Some time in January or February whilst visiting my beautiful sister-in-law at her shop one day, she asked me if anyone was organising my baby shower. At this point of time, my other beautiful sister-in-law had suggested having it at her house but that meant travelling to Geelong and I wasn’t so keen on that knowing I’d be in the late stages of pregnancy. The only other thing that had popped into my mind was to throw one for myself but I hated how conceited that felt. I don’t know if it was relief or pregnancy hormones, but when Dana offered to organise my shower, I burst into tears. Truth be told it was probably a combination of both. I was going to have a baby shower. But wait, don’t let my relief/hormonal tears fool you into thinking that I was perfectly happy with the offer on the table. Oh no friends, it was quite the opposite. My mind went into a cataclysmic meltdown for reasons stated earlier: couldn’t really blend into the background and run around and fuss over everyone like I normally would, extremely feminine, extremely exclusive, extremely awkward, and what does the dad want? I mulled it over again and again and again in my head, trying to reach an outcome that I would be happy with. I couldn’t. I emailed Dana and told her exactly how anxious I was, I was so anxious that when I was emailing her I was crying and shaking.
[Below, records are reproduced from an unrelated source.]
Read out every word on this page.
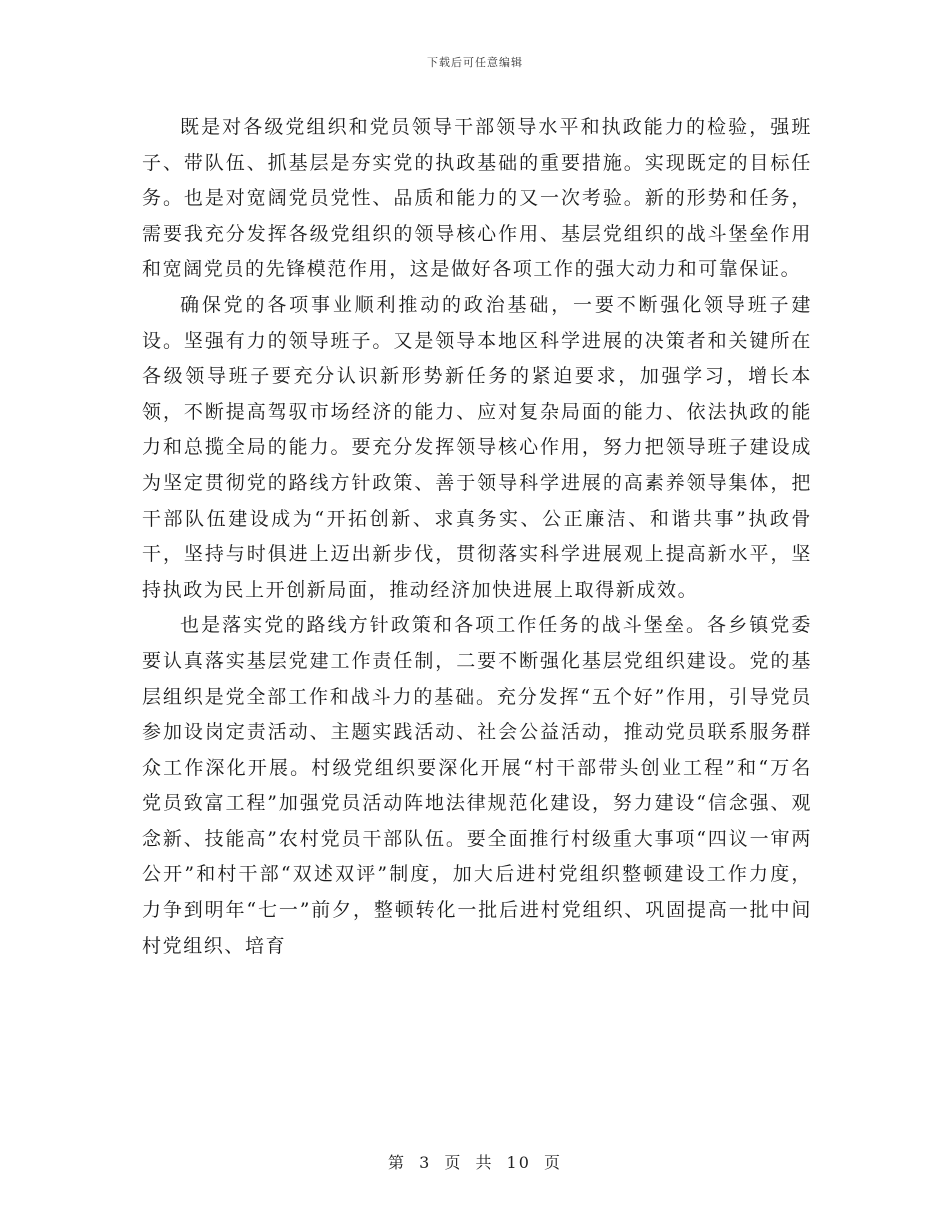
下载后可任意编辑

既是对各级党组织和党员领导干部领导水平和执政能力的检验，强班子、带队伍、抓基层是夯实党的执政基础的重要措施。实现既定的目标任务。也是对宽阔党员党性、品质和能力的又一次考验。新的形势和任务，需要我充分发挥各级党组织的领导核心作用、基层党组织的战斗堡垒作用和宽阔党员的先锋模范作用，这是做好各项工作的强大动力和可靠保证。

确保党的各项事业顺利推动的政治基础，一要不断强化领导班子建设。坚强有力的领导班子。又是领导本地区科学进展的决策者和关键所在各级领导班子要充分认识新形势新任务的紧迫要求，加强学习，增长本领，不断提高驾驭市场经济的能力、应对复杂局面的能力、依法执政的能力和总揽全局的能力。要充分发挥领导核心作用，努力把领导班子建设成为坚定贯彻党的路线方针政策、善于领导科学进展的高素养领导集体，把干部队伍建设成为“开拓创新、求真务实、公正廉洁、和谐共事”执政骨干，坚持与时俱进上迈出新步伐，贯彻落实科学进展观上提高新水平，坚持执政为民上开创新局面，推动经济加快进展上取得新成效。

也是落实党的路线方针政策和各项工作任务的战斗堡垒。各乡镇党委要认真落实基层党建工作责任制，二要不断强化基层党组织建设。党的基层组织是党全部工作和战斗力的基础。充分发挥“五个好”作用，引导党员参加设岗定责活动、主题实践活动、社会公益活动，推动党员联系服务群众工作深化开展。村级党组织要深化开展“村干部带头创业工程”和“万名党员致富工程”加强党员活动阵地法律规范化建设，努力建设“信念强、观念新、技能高”农村党员干部队伍。要全面推行村级重大事项“四议一审两公开”和村干部“双述双评”制度，加大后进村党组织整顿建设工作力度，力争到明年“七一”前夕，整顿转化一批后进村党组织、巩固提高一批中间村党组织、培育

第 3 页 共 10 页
Talk it out, find a solution
A few days later though, after talking everything through with Alex, we arrived at a solution: we would have a baby q shower. My thinking is that this baby is half his too, so why should he miss out on all the pre-baby fun? It would probably be the last opportunity we’d get to celebrate with our family and friends before Spot comes along and changes our life for the better so there was no reason for him to miss out. I emailed Dana to tell her we’d arrived at a conclusion that was really the best outcome for all, and from then on, the majority of the anxiety has disappeared. All we need to do now is focus on food and decorations – the decorations are giving me slight anxiety though. Trying to stay on top of it all, and I think I’ve just about sorted everything out.
I’m looking forward to having a barbeque lunch with our family and friends, and having a relaxing afternoon. We don’t want games at our shower so instead we’re having activities that will give us keepsakes for Spot. I’m making most of them, of course!
Have you ever suffered, or do you suffer, from personal celebration anxiety?